This post is the follow up (Part 2) to the one I blogged yesterday:
Why your life has gone wrong - and what to do about it
If you haven't read it yet, I recommend you do that now.
Yesterday I wrote, more or less, on attitude change. Today, I am writing more about the actions to take.
1 Forgive others
Forgiving does not mean that the hurt others have done you in the past is now ok. The meaning of the word 'forgive' means giving something back. In this case you are giving the problem back to the past, where it belongs. You forgive when you make a conscious effort to move on.
2 Start being 20% more honest with people than you were before
You don't have to tell people everything you think about them. That doesn't serve them and it doesn't serve you. Just start to open up a bit more. And if you do have 'hard' things you want to say to them then be sure to balance that with appreciation and love (if that's appropriate). A really good place to start is to practice saying 'No' politely to things you don't really want to do.
3 Sort out your finances
This is a common New Year problem and if it doesn't apply to you then you can skip this bit
You first need to work out exactly how much you owe. The most common mistake people in debt make is to avoid calculating it in case it frightens them. Sit down and itemise the amounts you owe, the money you have in your accounts, and your available income.
Next, work out your priority expenses - these usually include your rent/mortgage, loan repayments, basic home expenses and travel costs to and from work.
Now draw up your budget so that you can meet the priority expenses and ascertain how much you have left over for less urgent expenses. Get your partner to agree and stick to that budget.

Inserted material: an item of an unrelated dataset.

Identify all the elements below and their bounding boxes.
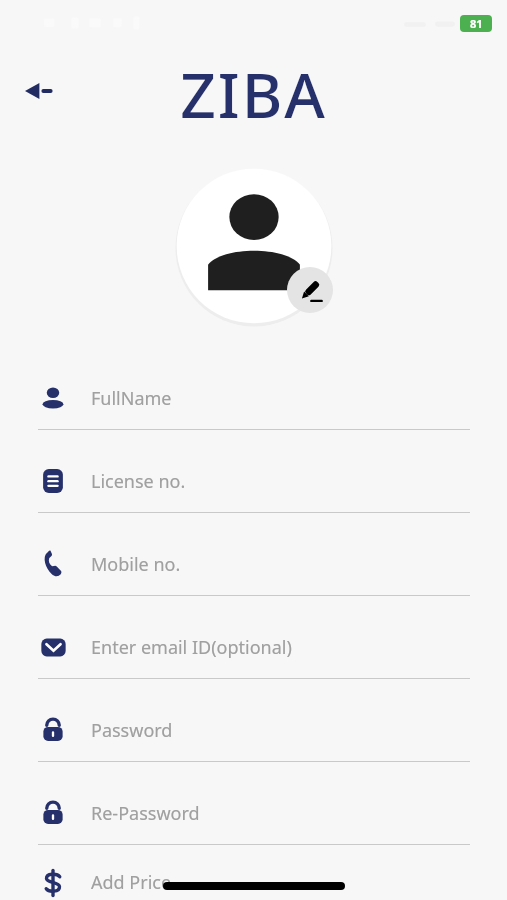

If you have urgent creditors who want paying now and you don't have the money then don't avoid them - talk to them. Most creditors are only interested in getting their money back; they have no interest in persecuting you. So negotiate with them.

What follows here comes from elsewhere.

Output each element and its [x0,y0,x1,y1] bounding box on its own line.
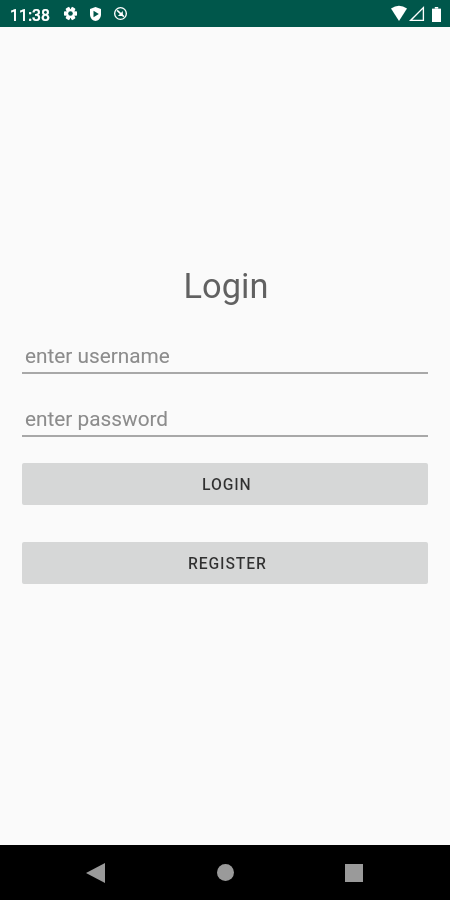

If you are in dire straits and the advice I have just given won't work for you then you need to get expert advice. The Citizens Advice Bureau is a good place to go. Here in the UK there is also an excellent (free) service over on National Debtline.
4 Prioritise your own needs and talk about them
Your needs could cover a wide range. Maybe you need more time and space? Or a new challenge? Or a new job? More time with your friends? More security? More affection and attention? A holiday?
Whatever it is, start talking to people. People who can give you help and advice. People who need to know what you are going through and how you want things to be different. Or people who can give you information about what's out there for you.
Remember, if you don't look after yourself then you are not going to be able to look after the people you love. For every effort you make on behalf of others your Body needs you to balance that with something you do for yourself. Even Christ needed to get some rest after feeding the Five Thousand!
5 Break out of your comfort zone
The comfort zone includes old habits and routines, which can deaden you to life. The zone represents the way things have 'always' been, the safe, the sterile and the boring. It excludes risk, adventure and excitement. Breaking out of the comfort zone will be scary when you start to do it (fear is just your body's way of telling you to take small steps at first) but you will get used to that. Do one thing each day that is new, a little risky or is something you haven't tried before. It doesn't matter whether it works or not - experiment.
6 Do things that raise Endorphins
In my free book - Reverse Therapy for Health - I write a lot more about Endorphins than I have space for here. Endorphins raise your energy levels, keep you grounded in your body, drive away worries and create serenity. Every day, practice the endorphin-raising activities that work best for you.
7. Spend more time with those you love.
The emotional connections you have with the people you love are not an option - they are a necessity. Make time for them.
8. Renegotiate your agreements
In my last post I asserted that the main reason peoples' lives stop working is that they give away their power to others. Without realising what we are doing, we take on excess burdens, obligations and routines that wear us out. Talk to your partners, friends, employers and the people in your family about the things you want to do for them and make them aware of what it is you want in return.
9. Follow your passion
Make 5 lists:
- Activities you enjoy doing now
- Activities that still excite you but which you don't do so much now
- Activities that raise endorphins
- Activities or sports that give you (enjoyable) physical exercise
- New interests you could try that are either stimulating, exciting, or a bit daring
Then: create more time each week for lists 1 and 2. Create more time each day for lists 3 and 4. Start finding out how/when/where and with whom opportunities exist for list 5.
10. Create self-fulfilling prophecies that work
In my last post but one - Why your most useful ideas are delusions - I wrote about the difference between depressive thinking and healthy thinking. Depressive thinking focuses on negative facts and things that can go wrong and keeps people trapped. Healthy thinking focuses on possibilities. Both create self-fulfilling prophecies. So which will you choose?
Hopefully, you chose to go for prophecies like:
- I am learning how to be 'me'
- Being honest with people I love will bring us closer together
- There is a better life out there for us
- I have unique talents and abilities
- I can make life better for me and the people around me
- I make my own fortune
I wish all my readers a happy and successful 2008.